Je pense que le deuxième point est lié à un mot que vous avez utilisé dans la question, à savoir la production. Je pense que pour être vraiment efficaces dans le cadre d'un processus de flux de travail en production, ces plates-formes matérielles et ces systèmes doivent atteindre la classe commerciale, la disponibilité et la performance. Si je fais fonctionner, encore une fois, le système de tarification des produits dérivés, disons, pour une société d'investissement ou si je fais fonctionner un processus d'optimisation pour une société de logistique, et qu'une partie de ce flux de travail est transférée à la QPU, alors ce système doit être disponible 24 heures sur 24, 7 jours sur 7. Il doit répondre à un ensemble de mesures de niveau de service. Il doit être performant et réactif. Je pense donc qu'il y a un processus de maturation qui doit se produire dans l'écosystème quantique pour soutenir cela. 

Je pense que le troisième, et peut-être le plus important à long terme, est le thème du développement et de la formation de la main-d'œuvre quantique. Nous recrutons aussi rapidement que possible des physiciens AMO et des physiciens quantiques. Bien qu'il y ait un pipeline de candidats au doctorat, nous bénéficions certainement d'une relation très étroite avec Boulder et Madison en ce qui concerne les départements de physique de ces villes. Il est nécessaire d'élargir cette filière, mais il s'agit en fait d'éduquer, jusqu'au niveau de l'école secondaire, à la technologie quantique, à son importance et à ses applications, tant du point de vue scientifique que du point de vue commercial. Ainsi, les décideurs des entreprises peuvent comprendre ce qu'est la technologie quantique, pourquoi elle est importante, comment elle peut être appliquée, comment ils peuvent en tirer profit. Je pense donc que l'éducation joue un rôle très important dans la question de savoir ce qui empêche le quantique d'être déployé à plus grande échelle.

Yuval: Parfait. Et Paul, je sais que nous manquons de temps. Comment les gens peuvent-ils vous contacter pour en savoir plus sur votre travail ?
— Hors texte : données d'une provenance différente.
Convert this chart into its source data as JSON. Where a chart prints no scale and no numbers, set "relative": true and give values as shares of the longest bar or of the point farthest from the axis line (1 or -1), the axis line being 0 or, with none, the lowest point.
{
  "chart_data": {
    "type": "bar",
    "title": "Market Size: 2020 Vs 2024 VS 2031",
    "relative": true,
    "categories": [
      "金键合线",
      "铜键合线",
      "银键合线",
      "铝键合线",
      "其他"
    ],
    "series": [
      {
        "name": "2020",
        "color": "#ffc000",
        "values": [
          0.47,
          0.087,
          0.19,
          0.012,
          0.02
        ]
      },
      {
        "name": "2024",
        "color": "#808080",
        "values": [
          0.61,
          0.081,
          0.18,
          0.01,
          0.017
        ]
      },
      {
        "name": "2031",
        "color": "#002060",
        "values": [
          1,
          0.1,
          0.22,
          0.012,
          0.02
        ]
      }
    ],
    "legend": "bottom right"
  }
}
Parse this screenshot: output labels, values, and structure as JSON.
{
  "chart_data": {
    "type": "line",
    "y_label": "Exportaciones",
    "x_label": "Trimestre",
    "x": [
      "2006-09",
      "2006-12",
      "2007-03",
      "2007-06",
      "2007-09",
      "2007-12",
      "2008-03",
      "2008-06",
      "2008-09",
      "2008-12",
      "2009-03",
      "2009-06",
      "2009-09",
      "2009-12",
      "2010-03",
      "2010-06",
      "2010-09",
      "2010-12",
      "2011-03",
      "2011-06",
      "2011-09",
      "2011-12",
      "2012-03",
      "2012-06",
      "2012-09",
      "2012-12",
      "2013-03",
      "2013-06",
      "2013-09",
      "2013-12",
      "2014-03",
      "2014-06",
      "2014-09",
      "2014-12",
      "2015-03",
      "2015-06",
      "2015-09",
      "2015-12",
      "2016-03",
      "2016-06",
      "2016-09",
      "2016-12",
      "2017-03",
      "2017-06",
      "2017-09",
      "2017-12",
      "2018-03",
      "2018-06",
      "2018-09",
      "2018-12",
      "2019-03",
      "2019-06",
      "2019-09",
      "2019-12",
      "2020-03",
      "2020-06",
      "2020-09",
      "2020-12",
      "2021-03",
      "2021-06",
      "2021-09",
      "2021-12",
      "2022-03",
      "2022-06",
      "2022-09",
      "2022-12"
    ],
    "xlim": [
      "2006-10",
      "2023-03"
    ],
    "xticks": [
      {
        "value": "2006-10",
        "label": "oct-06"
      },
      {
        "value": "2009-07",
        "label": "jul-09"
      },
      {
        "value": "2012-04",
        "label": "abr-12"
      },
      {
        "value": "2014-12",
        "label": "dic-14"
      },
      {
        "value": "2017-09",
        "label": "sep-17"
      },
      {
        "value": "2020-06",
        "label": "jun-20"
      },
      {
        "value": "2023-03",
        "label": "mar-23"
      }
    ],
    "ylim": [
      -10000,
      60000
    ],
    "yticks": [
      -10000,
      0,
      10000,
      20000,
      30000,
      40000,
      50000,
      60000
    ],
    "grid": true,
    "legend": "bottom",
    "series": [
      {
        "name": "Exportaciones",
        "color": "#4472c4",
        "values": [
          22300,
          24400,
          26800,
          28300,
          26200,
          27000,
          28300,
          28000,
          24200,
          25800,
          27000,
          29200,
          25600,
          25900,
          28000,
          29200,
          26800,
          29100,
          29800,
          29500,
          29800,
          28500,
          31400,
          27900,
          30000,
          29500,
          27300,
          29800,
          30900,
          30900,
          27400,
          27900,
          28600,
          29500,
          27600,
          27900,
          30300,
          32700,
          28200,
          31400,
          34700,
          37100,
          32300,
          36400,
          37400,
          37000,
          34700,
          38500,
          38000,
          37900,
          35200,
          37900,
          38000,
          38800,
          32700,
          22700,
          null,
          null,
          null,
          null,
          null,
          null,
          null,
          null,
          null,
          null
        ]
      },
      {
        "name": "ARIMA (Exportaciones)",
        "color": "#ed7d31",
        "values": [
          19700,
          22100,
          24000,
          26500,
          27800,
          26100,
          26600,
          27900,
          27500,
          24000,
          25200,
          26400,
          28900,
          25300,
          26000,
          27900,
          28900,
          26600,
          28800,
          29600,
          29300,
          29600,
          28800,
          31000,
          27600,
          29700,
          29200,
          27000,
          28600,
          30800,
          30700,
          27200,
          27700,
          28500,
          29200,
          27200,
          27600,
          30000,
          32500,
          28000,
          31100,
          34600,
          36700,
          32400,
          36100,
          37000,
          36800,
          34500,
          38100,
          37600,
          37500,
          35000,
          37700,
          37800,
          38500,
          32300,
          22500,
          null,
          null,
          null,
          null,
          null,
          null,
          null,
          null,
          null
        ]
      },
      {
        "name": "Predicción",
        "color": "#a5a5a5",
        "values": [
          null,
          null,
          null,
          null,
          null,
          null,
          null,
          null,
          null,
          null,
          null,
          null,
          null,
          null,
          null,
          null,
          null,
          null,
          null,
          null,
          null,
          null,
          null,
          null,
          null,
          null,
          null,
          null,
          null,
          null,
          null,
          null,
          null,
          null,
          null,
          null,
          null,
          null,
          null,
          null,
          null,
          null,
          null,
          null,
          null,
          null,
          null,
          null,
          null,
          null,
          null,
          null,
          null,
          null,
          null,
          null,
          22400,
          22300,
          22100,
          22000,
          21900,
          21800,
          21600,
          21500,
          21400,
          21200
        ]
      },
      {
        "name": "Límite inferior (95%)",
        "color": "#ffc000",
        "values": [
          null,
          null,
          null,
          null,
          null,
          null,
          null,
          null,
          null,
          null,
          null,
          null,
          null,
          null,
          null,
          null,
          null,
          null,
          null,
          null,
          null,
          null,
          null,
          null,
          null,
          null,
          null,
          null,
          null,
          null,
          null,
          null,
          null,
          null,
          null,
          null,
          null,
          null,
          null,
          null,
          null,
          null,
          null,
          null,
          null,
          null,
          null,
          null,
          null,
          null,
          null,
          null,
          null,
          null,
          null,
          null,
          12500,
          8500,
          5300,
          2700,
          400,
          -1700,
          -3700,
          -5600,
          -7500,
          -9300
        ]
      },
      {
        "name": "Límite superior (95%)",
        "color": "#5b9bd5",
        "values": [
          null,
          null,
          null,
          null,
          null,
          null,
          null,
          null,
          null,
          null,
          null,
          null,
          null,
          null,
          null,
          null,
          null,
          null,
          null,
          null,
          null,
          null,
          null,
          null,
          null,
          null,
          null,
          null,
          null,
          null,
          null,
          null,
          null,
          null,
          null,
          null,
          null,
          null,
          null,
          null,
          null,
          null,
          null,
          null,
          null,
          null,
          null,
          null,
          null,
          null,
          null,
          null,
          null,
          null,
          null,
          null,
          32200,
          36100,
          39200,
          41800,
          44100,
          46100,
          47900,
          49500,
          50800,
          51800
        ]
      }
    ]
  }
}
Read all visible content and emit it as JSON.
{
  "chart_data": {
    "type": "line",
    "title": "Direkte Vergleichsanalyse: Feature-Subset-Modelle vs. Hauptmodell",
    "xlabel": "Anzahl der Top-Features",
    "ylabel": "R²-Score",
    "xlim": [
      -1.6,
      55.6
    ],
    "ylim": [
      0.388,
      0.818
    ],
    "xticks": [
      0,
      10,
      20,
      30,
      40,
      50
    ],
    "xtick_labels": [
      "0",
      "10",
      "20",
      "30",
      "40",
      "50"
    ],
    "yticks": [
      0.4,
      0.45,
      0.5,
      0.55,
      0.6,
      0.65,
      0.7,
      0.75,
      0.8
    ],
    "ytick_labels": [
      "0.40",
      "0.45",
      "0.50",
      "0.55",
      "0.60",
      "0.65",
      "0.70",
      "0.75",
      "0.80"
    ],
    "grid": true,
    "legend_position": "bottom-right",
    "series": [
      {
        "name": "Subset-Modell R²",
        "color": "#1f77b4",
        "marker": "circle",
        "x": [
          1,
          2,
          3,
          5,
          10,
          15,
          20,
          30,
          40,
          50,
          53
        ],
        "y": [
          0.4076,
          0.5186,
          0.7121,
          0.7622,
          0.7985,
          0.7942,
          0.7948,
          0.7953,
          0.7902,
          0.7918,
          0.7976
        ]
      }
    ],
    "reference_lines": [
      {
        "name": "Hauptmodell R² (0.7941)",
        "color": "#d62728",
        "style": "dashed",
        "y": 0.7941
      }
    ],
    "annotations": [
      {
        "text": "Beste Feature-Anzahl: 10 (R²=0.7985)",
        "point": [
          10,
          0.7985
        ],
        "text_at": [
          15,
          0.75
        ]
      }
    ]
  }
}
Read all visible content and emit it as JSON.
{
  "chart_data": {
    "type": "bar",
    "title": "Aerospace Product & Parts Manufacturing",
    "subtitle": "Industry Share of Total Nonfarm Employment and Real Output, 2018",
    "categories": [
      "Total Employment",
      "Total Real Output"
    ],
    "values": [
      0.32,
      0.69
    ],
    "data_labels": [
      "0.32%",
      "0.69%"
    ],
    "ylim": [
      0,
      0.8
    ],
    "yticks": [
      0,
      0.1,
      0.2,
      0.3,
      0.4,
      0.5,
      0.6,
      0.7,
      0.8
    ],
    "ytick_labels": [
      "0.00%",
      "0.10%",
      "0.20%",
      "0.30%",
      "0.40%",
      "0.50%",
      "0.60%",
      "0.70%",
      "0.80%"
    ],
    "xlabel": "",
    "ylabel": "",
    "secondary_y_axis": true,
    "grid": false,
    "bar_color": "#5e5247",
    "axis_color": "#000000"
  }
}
Paul: Notre site web, coldquanta.com, est le meilleur moyen de nous contacter et de nous suivre sur Twitter. Connectez-vous avec nous sur LinkedIn. Nous avons également une chaîne Clubhouse, Quantum Revolution, que j'encourage les gens à consulter. Et pour me contacter personnellement, vous pouvez le faire sur LinkedIn, sous le nom de Paul Lipman, et n'hésitez pas à me contacter par courriel, à l'adresse paul.lipman@coldquanta.com.

Yuval: C'est parfait. Merci beaucoup de vous être joints à moi aujourd'hui.

Paul: C'est un plaisir de discuter avec toi, Yuval.


A propos de "The Qubit Guy's Podcast" (Le podcast du gars de Qubit)

Animé par The Qubit Guy (Yuval Boger, notre directeur marketing), le podcast accueille des leaders d'opinion de l'informatique quantique pour discuter de questions commerciales et techniques qui ont un impact sur l'écosystème de l'informatique quantique. Nos invités fournissent des informations intéressantes sur les logiciels et algorithmes d'ordinateurs quantiques, le matériel informatique quantique, les applications clés de l'informatique quantique, les études de marché de l'industrie quantique et bien plus encore.